LOS CRISTIANOS tenemos un vínculo especial con Jerusalén, la Ciudad Santa. Nos sentimos espiritualmente peregrinos en la tierra donde se realizó nuestra reconciliación con Dios y que antes «fue el lugar histórico de la revelación bíblica de Dios, el punto donde más que en cualquier otro lugar se establece el diálogo entre Dios y los hombres, como si fuese el punto de encuentro entre el cielo y la tierra»[3]. Jerusalén fue testigo de muchos milagros y discursos de Jesús. Allí fue donde nació la primera comunidad cristiana, a pesar de que las circunstancias externas no fueran siempre favorables. «Jerusalén se levanta, a los ojos de la fe, entre la trascendencia infinita de Dios y la realidad del ser creado, como símbolo de encuentro, de unión y de paz para toda la familia humana.

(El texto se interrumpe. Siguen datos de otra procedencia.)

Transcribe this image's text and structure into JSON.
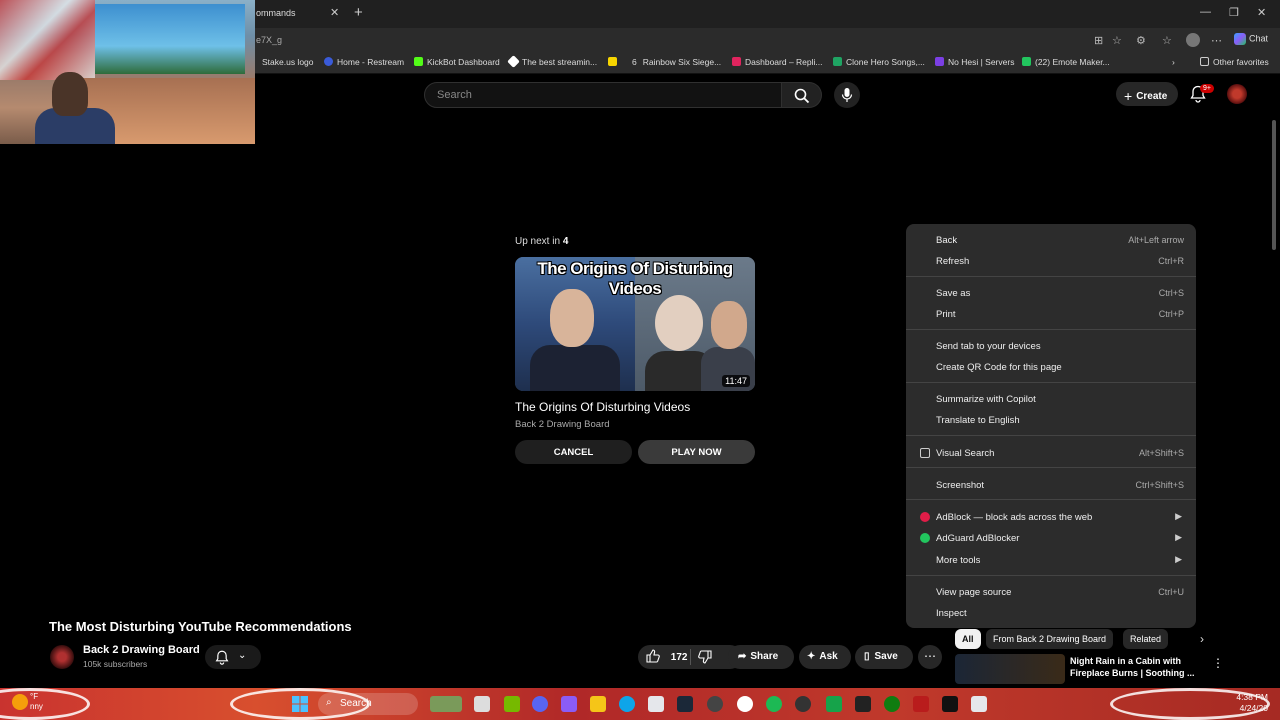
{
  "browser": {
    "tab_title": "ommands",
    "url_fragment": "e7X_g",
    "chat_label": "Chat",
    "bookmarks": [
      {
        "label": "Stake.us logo",
        "color": "#2b2b2b"
      },
      {
        "label": "Home - Restream",
        "color": "#3a5bd9"
      },
      {
        "label": "KickBot Dashboard",
        "color": "#53fc18"
      },
      {
        "label": "The best streamin...",
        "color": "#ffffff"
      },
      {
        "label": "6",
        "color": "#f7d500"
      },
      {
        "label": "Rainbow Six Siege...",
        "color": "#555555"
      },
      {
        "label": "Dashboard – Repli...",
        "color": "#e0245e"
      },
      {
        "label": "Clone Hero Songs,...",
        "color": "#1fa463"
      },
      {
        "label": "No Hesi | Servers",
        "color": "#7b3fe4"
      },
      {
        "label": "(22) Emote Maker...",
        "color": "#22c55e"
      }
    ],
    "other_favorites": "Other favorites"
  },
  "youtube": {
    "search_placeholder": "Search",
    "create_label": "Create",
    "notif_badge": "9+"
  },
  "upnext": {
    "prefix": "Up next in ",
    "countdown": "4",
    "thumb_caption": "The Origins Of Disturbing Videos",
    "duration": "11:47",
    "title": "The Origins Of Disturbing Videos",
    "channel": "Back 2 Drawing Board",
    "cancel_label": "CANCEL",
    "play_label": "PLAY NOW"
  },
  "context_menu": {
    "items": [
      {
        "label": "Back",
        "shortcut": "Alt+Left arrow"
      },
      {
        "label": "Refresh",
        "shortcut": "Ctrl+R"
      },
      {
        "label": "Save as",
        "shortcut": "Ctrl+S"
      },
      {
        "label": "Print",
        "shortcut": "Ctrl+P"
      },
      {
        "label": "Send tab to your devices",
        "shortcut": ""
      },
      {
        "label": "Create QR Code for this page",
        "shortcut": ""
      },
      {
        "label": "Summarize with Copilot",
        "shortcut": ""
      },
      {
        "label": "Translate to English",
        "shortcut": ""
      },
      {
        "label": "Visual Search",
        "shortcut": "Alt+Shift+S"
      },
      {
        "label": "Screenshot",
        "shortcut": "Ctrl+Shift+S"
      },
      {
        "label": "AdBlock — block ads across the web",
        "shortcut": ""
      },
      {
        "label": "AdGuard AdBlocker",
        "shortcut": ""
      },
      {
        "label": "More tools",
        "shortcut": ""
      },
      {
        "label": "View page source",
        "shortcut": "Ctrl+U"
      },
      {
        "label": "Inspect",
        "shortcut": ""
      }
    ]
  },
  "video": {
    "title": "The Most Disturbing YouTube Recommendations",
    "channel": "Back 2 Drawing Board",
    "subscribers": "105k subscribers",
    "likes": "172",
    "share_label": "Share",
    "ask_label": "Ask",
    "save_label": "Save"
  },
  "sidebar": {
    "chips": [
      "All",
      "From Back 2 Drawing Board",
      "Related"
    ],
    "rec_title": "Night Rain in a Cabin with Fireplace Burns | Soothing ..."
  },
  "taskbar": {
    "search_label": "Search",
    "weather_temp": "°F",
    "weather_desc": "nny",
    "time": "4:38 PM",
    "date": "4/24/20"
  }
}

La Ciudad Santa encierra, pues, una profunda invitación a la paz, dirigida a toda la humanidad, y en particular a los adoradores del Dios único y grande, Padre misericordioso de los pueblos. Pero, por desgracia, hay que reconocer que Jerusalén está siendo motivo de persistente rivalidad, de violencia y de reivindicaciones exclusivistas»[4].
Contemplar a Jesús que se duele de la dureza del corazón humano mientras se dirige a Jerusalén nos invita a identificarnos con sus sentimientos de compasión, con su sed de paz y justicia para todos los hombres. Como nos piden desde hace décadas los sucesivos Papas, podemos rezar hoy en particular por la reconciliación en Tierra Santa. «Por ustedes y con ustedes rezo –escribía el Papa a los católicos que habitan allí–: “Señor, que eres nuestra paz (cfr. Ef 2,14-22), tú que has proclamado bienaventurados a los que trabajan por la paz (cfr. Mt 5,9), libera el corazón del hombre del odio, de la violencia y de la venganza. Nosotros te contemplamos y te seguimos a ti, que perdonas, que eres manso y humilde de corazón (cfr. Mt 11,29). Haz que nadie nos robe del corazón la esperanza de ponernos en pie y de resucitar contigo, haz que no nos cansemos de afirmar la dignidad de todo hombre, sin distinción de religión, etnia o nacionalidad, empezando por los más frágiles, por las mujeres, los ancianos, los pequeños y los pobres”. Hermanos y hermanas, quisiera decirles que no están solos y no los dejaremos solos, sino que permaneceremos solidarios con ustedes a través de la oración y la caridad activa»[5].
Podemos terminar nuestra oración pidiendo a la Virgen María que conceda el don de la paz a la Tierra Santa y al mundo entero: «Santa María es –así la invoca la Iglesia– la Reina de la paz. Por eso, cuando se alborota tu alma, el ambiente familiar o el profesional, la convivencia en la sociedad o entre los pueblos, no ceses de aclamarla con ese título: “Regina pacis, ora pro nobis!”»[6].